Australia’s Adult and Community Education Sector in Perspective
According to the National Centre for Vocational Education Research (NCVER), there are more than 400 not-for-profit adult and community education (ACE) training providers in Australia, the majority of them located in Victoria and New South Wales.
Of the 4.2 million Australian vocational education and training (VET) students enrolled in 2019, 489,100 (11.6% of the total) studied with a not-for-profit community education provider. This was an increase of 1.6% (7,900 students) on the previous year – 2018.
In addition to community providers, Australian VET students enrolled in TAFE (779,200 students, representing 18.6% of the total); university providers (77,600 students, 1.8%); school providers (108,000 students, 2.6%); enterprise providers (124,400 students, 3.0%); and private for-profit providers (3.0 million students, 72.1%). (Totals add to more than 100% as students may have enrolled in training with multiple provider types.)
In addition to the 400+ ACE providers which deliver accredited and pre-accredited vocational education and training, more than 2000 other ACE providers offer personal interest learning and other courses, including adult basic education in language, literacy, numeracy, digital and other foundation skills (see Adult Learning Australia, Adult Community Education Australian Environmental Scan 2020).

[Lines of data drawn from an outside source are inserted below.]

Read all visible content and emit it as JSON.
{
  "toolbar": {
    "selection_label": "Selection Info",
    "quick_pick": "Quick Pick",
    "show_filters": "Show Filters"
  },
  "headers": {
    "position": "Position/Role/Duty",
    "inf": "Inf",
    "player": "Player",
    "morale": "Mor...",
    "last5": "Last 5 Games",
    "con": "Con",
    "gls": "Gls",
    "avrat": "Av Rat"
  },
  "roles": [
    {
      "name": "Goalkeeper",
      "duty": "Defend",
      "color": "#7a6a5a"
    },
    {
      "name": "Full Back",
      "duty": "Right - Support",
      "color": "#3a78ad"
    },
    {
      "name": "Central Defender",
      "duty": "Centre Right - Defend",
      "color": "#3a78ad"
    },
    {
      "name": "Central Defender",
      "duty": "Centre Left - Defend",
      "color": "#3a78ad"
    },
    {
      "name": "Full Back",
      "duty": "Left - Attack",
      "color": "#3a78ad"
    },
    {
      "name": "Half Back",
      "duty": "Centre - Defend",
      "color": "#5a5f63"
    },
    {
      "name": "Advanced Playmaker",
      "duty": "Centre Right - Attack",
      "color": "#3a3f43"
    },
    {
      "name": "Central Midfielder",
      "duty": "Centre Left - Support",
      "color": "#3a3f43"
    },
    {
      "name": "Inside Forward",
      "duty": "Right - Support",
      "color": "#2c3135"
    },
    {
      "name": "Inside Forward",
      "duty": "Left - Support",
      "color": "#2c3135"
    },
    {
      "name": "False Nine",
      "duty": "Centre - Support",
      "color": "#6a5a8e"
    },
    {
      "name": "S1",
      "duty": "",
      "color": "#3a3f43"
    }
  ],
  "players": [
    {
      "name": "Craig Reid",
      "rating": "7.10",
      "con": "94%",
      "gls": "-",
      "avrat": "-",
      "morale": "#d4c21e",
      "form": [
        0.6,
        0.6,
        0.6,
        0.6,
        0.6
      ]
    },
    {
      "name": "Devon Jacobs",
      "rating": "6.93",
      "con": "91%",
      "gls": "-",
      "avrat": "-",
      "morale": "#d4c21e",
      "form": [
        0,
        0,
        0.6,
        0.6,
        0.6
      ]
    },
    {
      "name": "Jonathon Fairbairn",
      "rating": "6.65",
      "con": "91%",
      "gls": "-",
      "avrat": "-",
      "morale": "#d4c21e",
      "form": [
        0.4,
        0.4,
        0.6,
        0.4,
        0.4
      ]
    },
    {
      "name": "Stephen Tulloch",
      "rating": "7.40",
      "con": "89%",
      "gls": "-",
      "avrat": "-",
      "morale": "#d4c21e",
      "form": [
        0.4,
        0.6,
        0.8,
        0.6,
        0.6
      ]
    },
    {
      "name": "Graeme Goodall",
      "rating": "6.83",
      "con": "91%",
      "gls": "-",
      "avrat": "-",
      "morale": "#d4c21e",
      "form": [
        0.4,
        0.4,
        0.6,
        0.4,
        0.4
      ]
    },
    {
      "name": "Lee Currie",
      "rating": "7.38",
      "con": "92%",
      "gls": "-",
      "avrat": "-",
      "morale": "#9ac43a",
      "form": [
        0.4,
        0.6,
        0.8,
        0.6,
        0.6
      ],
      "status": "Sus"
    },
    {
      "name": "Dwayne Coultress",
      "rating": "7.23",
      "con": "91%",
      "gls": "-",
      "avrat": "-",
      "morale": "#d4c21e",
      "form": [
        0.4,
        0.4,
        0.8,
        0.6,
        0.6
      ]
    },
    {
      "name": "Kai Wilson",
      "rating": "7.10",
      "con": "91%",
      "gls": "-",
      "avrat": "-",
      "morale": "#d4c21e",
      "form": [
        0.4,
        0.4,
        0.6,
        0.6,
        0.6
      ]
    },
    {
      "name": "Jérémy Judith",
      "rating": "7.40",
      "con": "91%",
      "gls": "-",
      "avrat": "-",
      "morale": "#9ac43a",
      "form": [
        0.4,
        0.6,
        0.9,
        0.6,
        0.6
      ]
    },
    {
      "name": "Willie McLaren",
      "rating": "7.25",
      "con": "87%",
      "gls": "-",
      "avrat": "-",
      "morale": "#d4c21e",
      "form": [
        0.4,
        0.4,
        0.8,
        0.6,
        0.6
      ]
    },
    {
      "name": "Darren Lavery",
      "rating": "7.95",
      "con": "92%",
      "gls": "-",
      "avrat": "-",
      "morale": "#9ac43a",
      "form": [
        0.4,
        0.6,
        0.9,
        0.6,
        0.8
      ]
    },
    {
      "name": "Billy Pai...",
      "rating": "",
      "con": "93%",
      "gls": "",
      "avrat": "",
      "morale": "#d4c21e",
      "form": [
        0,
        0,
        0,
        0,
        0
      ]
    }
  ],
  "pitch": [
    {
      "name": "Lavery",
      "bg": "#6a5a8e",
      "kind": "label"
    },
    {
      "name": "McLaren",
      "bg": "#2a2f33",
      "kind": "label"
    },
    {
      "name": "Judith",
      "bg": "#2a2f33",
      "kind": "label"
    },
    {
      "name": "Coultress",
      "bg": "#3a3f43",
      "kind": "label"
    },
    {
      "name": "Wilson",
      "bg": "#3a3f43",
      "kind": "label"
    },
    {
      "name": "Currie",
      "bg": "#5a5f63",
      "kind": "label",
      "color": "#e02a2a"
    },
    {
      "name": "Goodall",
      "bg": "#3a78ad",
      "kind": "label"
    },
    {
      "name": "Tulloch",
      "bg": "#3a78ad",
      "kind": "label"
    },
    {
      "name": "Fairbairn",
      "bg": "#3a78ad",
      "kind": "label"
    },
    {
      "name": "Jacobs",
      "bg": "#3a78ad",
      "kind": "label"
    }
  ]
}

VET Students who enrol with community education providers consistently show the greatest increase into employment of any provider type: 16.8% of community education VET training graduates moved from unemployment to employment in 2018 as a result of their training, compared to 10.1% of TAFE graduates (also the national average), 9.5% of private for-profit training providers, and 7.9% of university VET providers. Compared to other VET provider types, community education graduates were also the most satisfied with assessment, the most satisfied with the overall quality of training and the most willing to recommend their training. Of those employed after training, more community education graduates found the training relevant to their current job and received at least one job-related benefit (source: NCVER VET Student Outcomes 2019 report, December 2019).